How do you prove it? Using the definitions!
It's not open, since - for example - the point (0, 0) doesn't have any open balls/neighborhoods contained in A.
What about it being closed? It might help to find the closure first...
How do you prove it? Using the definitions!
It's not open, since - for example - the point (0, 0) doesn't have any open balls/neighborhoods contained in A.
What about it being closed? It might help to find the closure first...
Thanks for this Jhevon.
So the set A is not open since (0,0) in A, but there is no closed ball centred at (0,0) with radius greater than zero that is contained in A. Also, A is not closed since {a_k = (3-1/k , 5)} is a sequence of points in A, but x_k tends to 3 (which is not a member of A) as k tends to infinity.
Having used the definitions of open and closed sets, would this be classed as a proof, or does it need to be more rigorous?

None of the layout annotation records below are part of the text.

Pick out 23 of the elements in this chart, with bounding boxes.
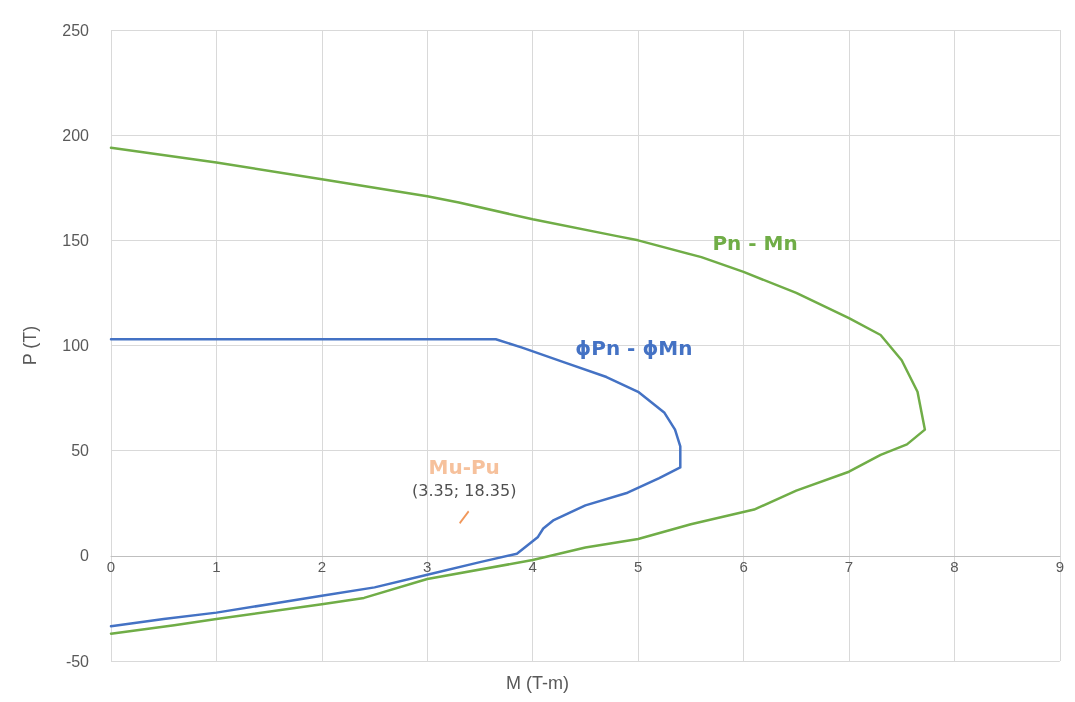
y-tick-label: 250 [62, 21, 90, 39]
x-tick-label: 9 [1055, 557, 1064, 575]
x-tick-label: 7 [844, 557, 854, 575]
y-axis-title: P (T) [20, 325, 40, 366]
data-label: (3.35; 18.35) [411, 480, 517, 500]
x-tick-label: 6 [739, 557, 748, 575]
x-tick-label: 2 [317, 557, 327, 575]
x-tick-label: 3 [423, 557, 432, 575]
y-tick-label: 200 [62, 126, 90, 144]
line-series [109, 146, 927, 635]
x-tick-label: 0 [106, 557, 116, 575]
y-tick-label: 50 [71, 442, 90, 460]
x-tick-label: 4 [528, 557, 537, 575]
y-tick-label: 150 [62, 231, 90, 249]
series-label: Pn - Mn [712, 231, 798, 256]
text: Mu-Pu [428, 455, 500, 480]
x-tick-label: 1 [212, 557, 221, 575]
series-label: ϕPn - ϕMn [575, 336, 693, 361]
x-tick-label: 8 [950, 557, 959, 575]
x-axis-title: M (T-m) [506, 673, 569, 693]
y-tick-label: -50 [65, 652, 90, 670]
x-tick-label: 5 [633, 557, 643, 575]
y-tick-label: 100 [62, 337, 90, 354]
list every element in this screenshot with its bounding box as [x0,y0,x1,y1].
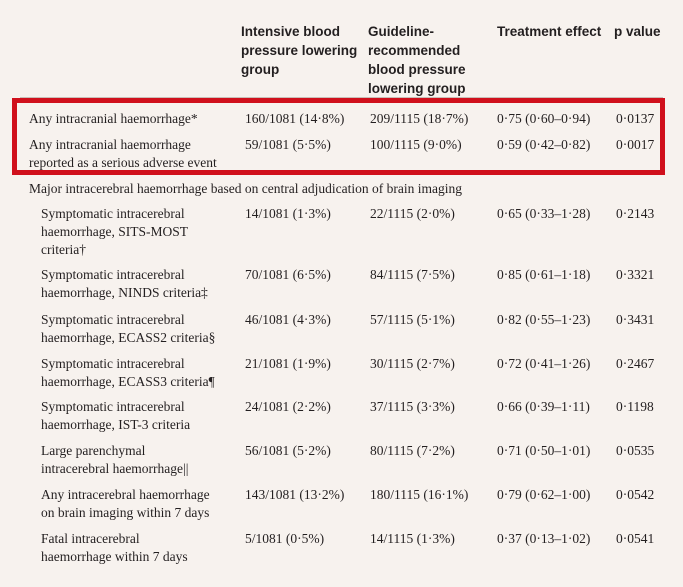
p-value: 0·3321 [616,267,655,282]
treatment-effect-value: 0·66 (0·39–1·11) [497,399,590,414]
header-divider [20,97,663,98]
intensive-value: 143/1081 (13·2%) [245,487,345,502]
p-value: 0·0017 [616,137,655,152]
treatment-effect-value: 0·72 (0·41–1·26) [497,356,591,371]
treatment-effect-value: 0·59 (0·42–0·82) [497,137,591,152]
treatment-effect-value: 0·79 (0·62–1·00) [497,487,591,502]
guideline-value: 57/1115 (5·1%) [370,312,455,327]
treatment-effect-value: 0·85 (0·61–1·18) [497,267,591,282]
intensive-value: 14/1081 (1·3%) [245,206,331,221]
p-value: 0·3431 [616,312,655,327]
row-label: Any intracranial haemorrhage* [29,111,198,126]
treatment-effect-value: 0·37 (0·13–1·02) [497,531,591,546]
row-label: Any intracranial haemorrhage reported as… [29,137,217,170]
intensive-value: 21/1081 (1·9%) [245,356,331,371]
p-value: 0·0541 [616,531,655,546]
header-treatment-effect: Treatment effect [497,24,602,39]
p-value: 0·2143 [616,206,655,221]
treatment-effect-value: 0·82 (0·55–1·23) [497,312,591,327]
intensive-value: 56/1081 (5·2%) [245,443,331,458]
guideline-value: 30/1115 (2·7%) [370,356,455,371]
treatment-effect-value: 0·71 (0·50–1·01) [497,443,591,458]
header-intensive-group: Intensive blood pressure lowering group [241,24,358,77]
row-label: Symptomatic intracerebral haemorrhage, E… [41,312,216,345]
row-label: Symptomatic intracerebral haemorrhage, I… [41,399,191,432]
intensive-value: 70/1081 (6·5%) [245,267,331,282]
row-label: Symptomatic intracerebral haemorrhage, N… [41,267,208,300]
guideline-value: 209/1115 (18·7%) [370,111,469,126]
treatment-effect-value: 0·75 (0·60–0·94) [497,111,591,126]
guideline-value: 100/1115 (9·0%) [370,137,462,152]
row-label: Any intracerebral haemorrhage on brain i… [41,487,210,520]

it would be better to say that {a_k} tends to (3,5), which is not a member of A. (3,5) is a "near point" of A, but it is not in A. a closed set contains all of its "near points".
(note: the term "near point" may appear to be vague. it's actually possible to define a "near point" rigorously. a point a is near A, written a←A, if every neighborhood of a has a non-empty intersection with A. note the similarity with "limit point", which is the same except for using deleted neighborhoods of A
the concept of "near point" is what many people mistakenly believe "limit points" to be, and in my opinion, makes for better visualization.
since isolated points of A (points in A that aren't limit points of A) are in A, A U {limits points of A} = A U {near points of A}.).
Thanks, Deveno.
So are you suggesting that the set A is in fact closed? The way I read your post would suggest that the set does contain all of its near points, since the sequence I chose was arbitrary.
The sequence {a_k = (3-1/k , n)} where n runs through 0 to 5 would show that every point in this sequence is a near point.
Or have I misinterpreted what you have said?